Las damas se retiran y dejan paso a media docena de caballeros, todos ataviados con armadura negra, que llegan a caballo portando una bandera azul, con lo que imagino que representan la marea o el dios Neptuno o algo así. Me siento muy ignorante por no entender el significado completo de esto, pero da igual, porque, una vez que hayan recorrido el perímetro a caballo, y los heraldos hayan anunciado sus títulos, y la multitud haya dado su aprobación con un fuerte clamor, comenzará la justa.

El público abarrota las gradas, y los más pobres se amontonan en los espacios que hay entre las mismas. Cada vez que se acerca a mí un caballero para presentarme sus armas, la multitud lanza un potente estruendo de aprobación y grita una y otra vez: «¡Ana! ¡Ana de Cléveris!». Yo me pongo de pie y doy las gracias saludando con la mano. No entiendo qué he hecho para ganarme semejante aclamación pública, pero es maravilloso saber que el pueblo de Inglaterra me ha tomado aprecio con la misma naturalidad y facilidad con que yo se lo he tomado a él. El rey se pone de pie a mi lado y me coge de la mano delante de todos.

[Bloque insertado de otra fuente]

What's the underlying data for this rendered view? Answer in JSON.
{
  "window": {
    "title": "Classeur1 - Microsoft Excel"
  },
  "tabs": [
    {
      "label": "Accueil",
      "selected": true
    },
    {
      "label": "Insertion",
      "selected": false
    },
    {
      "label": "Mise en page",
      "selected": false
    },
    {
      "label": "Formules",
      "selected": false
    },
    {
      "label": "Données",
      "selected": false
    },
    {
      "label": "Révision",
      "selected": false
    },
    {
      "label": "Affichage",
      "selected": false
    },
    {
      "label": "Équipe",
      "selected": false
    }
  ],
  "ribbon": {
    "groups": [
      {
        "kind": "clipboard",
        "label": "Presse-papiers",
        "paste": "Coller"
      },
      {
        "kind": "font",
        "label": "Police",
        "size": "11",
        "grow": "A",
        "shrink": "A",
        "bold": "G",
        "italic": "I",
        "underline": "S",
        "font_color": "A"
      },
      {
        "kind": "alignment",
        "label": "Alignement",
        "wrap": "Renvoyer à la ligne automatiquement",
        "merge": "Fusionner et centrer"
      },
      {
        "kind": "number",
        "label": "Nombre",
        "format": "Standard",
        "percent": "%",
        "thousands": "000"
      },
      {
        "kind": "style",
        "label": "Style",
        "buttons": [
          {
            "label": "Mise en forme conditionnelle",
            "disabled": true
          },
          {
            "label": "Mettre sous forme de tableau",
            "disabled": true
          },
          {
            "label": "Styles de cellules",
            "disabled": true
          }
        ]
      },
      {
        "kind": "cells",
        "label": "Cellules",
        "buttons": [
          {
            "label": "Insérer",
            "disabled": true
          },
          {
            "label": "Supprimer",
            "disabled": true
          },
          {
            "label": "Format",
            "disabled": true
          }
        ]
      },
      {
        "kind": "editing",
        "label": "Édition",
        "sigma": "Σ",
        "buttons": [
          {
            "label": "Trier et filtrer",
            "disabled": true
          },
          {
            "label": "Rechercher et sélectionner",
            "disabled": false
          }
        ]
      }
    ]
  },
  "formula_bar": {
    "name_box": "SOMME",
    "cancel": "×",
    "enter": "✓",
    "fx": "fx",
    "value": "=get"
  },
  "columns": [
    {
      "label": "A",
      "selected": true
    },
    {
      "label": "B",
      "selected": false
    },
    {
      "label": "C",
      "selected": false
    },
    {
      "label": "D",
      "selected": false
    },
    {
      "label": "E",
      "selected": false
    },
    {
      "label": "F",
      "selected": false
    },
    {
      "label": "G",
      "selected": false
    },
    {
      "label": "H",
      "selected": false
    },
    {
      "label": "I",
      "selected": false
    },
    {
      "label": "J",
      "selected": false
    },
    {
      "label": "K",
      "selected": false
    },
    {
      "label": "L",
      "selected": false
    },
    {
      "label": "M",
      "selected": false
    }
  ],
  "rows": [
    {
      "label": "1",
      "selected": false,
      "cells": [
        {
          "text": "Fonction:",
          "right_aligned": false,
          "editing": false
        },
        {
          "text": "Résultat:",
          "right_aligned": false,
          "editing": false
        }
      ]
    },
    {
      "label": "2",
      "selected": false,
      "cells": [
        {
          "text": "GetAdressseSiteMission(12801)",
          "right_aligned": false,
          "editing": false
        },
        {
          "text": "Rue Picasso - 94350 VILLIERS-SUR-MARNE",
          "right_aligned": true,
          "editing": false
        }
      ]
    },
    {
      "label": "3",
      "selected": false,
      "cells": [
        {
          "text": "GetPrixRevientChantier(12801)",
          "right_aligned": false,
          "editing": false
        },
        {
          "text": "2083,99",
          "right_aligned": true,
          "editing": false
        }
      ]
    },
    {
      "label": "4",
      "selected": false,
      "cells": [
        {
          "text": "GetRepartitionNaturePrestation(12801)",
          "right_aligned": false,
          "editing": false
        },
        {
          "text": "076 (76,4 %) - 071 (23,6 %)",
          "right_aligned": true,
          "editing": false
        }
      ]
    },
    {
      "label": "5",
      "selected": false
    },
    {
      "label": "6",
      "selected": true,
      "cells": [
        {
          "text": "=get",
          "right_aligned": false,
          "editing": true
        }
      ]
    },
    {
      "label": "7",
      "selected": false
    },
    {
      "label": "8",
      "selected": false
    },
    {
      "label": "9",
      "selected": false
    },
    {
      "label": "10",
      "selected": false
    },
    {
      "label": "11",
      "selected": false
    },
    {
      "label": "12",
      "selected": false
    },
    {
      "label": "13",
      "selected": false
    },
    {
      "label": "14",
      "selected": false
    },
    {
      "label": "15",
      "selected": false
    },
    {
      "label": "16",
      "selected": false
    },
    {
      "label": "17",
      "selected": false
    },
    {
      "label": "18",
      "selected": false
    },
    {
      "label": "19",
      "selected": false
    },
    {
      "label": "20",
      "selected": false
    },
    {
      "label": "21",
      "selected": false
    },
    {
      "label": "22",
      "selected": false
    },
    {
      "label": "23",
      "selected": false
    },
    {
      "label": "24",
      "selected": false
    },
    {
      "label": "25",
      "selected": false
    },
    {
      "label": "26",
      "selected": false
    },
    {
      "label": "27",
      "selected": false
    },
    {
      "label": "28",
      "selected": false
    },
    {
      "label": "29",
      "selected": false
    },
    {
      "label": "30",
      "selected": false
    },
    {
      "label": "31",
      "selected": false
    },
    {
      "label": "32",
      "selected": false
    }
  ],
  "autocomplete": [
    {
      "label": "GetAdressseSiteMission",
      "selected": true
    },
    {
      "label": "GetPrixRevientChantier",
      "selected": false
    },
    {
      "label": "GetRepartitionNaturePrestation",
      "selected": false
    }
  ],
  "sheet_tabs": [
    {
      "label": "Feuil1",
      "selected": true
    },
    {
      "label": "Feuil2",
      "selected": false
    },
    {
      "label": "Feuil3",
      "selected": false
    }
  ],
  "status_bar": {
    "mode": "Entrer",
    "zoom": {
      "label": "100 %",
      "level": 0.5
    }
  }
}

—Bien hecho —me dice de forma concisa, y a continuación sale de palco.

Yo me vuelvo hacia Juana Bolena, por si debiera acompañarlo, pero ella niega con la cabeza.

—Habrá ido a conversar con los caballeros —me dice—. Y con las damas, por supuesto. Vos debéis quedaros aquí.

Vuelvo a sentarme y observo que el rey ha reaparecido en su palco real propio, situado enfrente del mío. Me saluda con la mano y yo le devuelvo el mismo gesto. Toma asiento, y yo lo imito al cabo de unos momentos.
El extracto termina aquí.